Summary
This project supported Australian participation in the International Energy Agency (IEA) Mission Innovation Challenge for Affordable Heating and Cooling of Buildings.
Key results
This project established and strengthened international relationships and research collaborations that increased Australia’s capacity to innovate in the heating and cooling space.
International collaboration resulted in the establishment of a new IEA Annex 81 “Data- Driven Smart Buildings”, led by Australia and with five Australian industry and research participants. The Annex includes significant research on ‘energy flexible buildings’ which offers the potential for low capital cost flexible load to help enhance the Australian renewable energy sector’s ability to manage the intermittency of onsite solar in buildings and increase the value of solar energy.

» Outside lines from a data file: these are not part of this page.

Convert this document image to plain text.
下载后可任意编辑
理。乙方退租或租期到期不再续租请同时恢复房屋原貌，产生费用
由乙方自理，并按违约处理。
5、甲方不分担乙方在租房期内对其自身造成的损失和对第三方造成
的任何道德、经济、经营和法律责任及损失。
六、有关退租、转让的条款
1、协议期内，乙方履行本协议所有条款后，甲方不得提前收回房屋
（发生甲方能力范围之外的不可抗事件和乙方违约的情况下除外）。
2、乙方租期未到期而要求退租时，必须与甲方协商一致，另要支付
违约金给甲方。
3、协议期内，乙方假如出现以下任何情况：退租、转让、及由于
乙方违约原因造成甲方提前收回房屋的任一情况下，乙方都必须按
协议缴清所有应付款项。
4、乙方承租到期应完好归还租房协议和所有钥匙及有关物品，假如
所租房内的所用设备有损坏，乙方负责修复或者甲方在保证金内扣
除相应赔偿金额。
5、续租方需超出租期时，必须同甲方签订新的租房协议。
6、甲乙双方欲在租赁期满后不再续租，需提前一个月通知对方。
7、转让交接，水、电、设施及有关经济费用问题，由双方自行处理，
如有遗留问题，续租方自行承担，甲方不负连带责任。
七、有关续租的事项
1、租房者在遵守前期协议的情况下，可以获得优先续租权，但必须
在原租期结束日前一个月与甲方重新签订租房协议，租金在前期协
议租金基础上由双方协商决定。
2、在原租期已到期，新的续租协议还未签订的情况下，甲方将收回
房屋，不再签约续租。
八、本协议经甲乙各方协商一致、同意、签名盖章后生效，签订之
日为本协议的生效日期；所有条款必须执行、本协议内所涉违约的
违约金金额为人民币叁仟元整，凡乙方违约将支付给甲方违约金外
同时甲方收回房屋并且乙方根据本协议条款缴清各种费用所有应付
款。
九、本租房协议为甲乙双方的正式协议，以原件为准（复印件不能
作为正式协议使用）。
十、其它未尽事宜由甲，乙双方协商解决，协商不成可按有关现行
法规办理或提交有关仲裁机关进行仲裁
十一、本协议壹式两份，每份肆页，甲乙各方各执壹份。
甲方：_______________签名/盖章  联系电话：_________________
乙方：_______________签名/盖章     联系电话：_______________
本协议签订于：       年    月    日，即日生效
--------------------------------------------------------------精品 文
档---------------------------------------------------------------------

This has the potential to provide ~1.2 GW of low-cost flexible demand.
The project also helped to establish the “Affordable Heating and Cooling Innovation Hub” – an Innovation Hub (i-Hub) designed to facilitate the HVAC and refrigeration industry’s transition to a low emissions future, stimulate jobs growth, and showcase HVAC&R innovation in buildings through knowledge dissemination, skills-development and capacity-building.
Need
This Innovation Challenge had four main areas of focus:
- Develop energy savings and energy efficient technologies and materials to reduce demand for heating and cooling
- Develop low-carbon integrated equipment and systems to provide heating and cooling
- Develop storage solutions to match energy supply to heating and cooling demands
- Develop efficient transfer of heat from point of production / storage to point of use.
In each case the need was to develop lower cost, practical alternatives to today’s fossil fuel based solutions.
Action
With support from ARENA, the Mission Innovation Challenge increased access to international knowledge and research on heating and cooling, innovations and market/policy best practices. This knowledge was then disseminated to the broader, relevant Australian sector. This information and application of this knowledge will be applied to new activities such as new R&D projects, demonstrations, deployments, international standards/guidelines etc.
This work also supported the development of international standards and research pathways to understand how to harness energy efficient heating, ventilating & air conditioning (HVAC) as a distributed energy resource for managing buildings and mini- grids with high penetration of solar PV.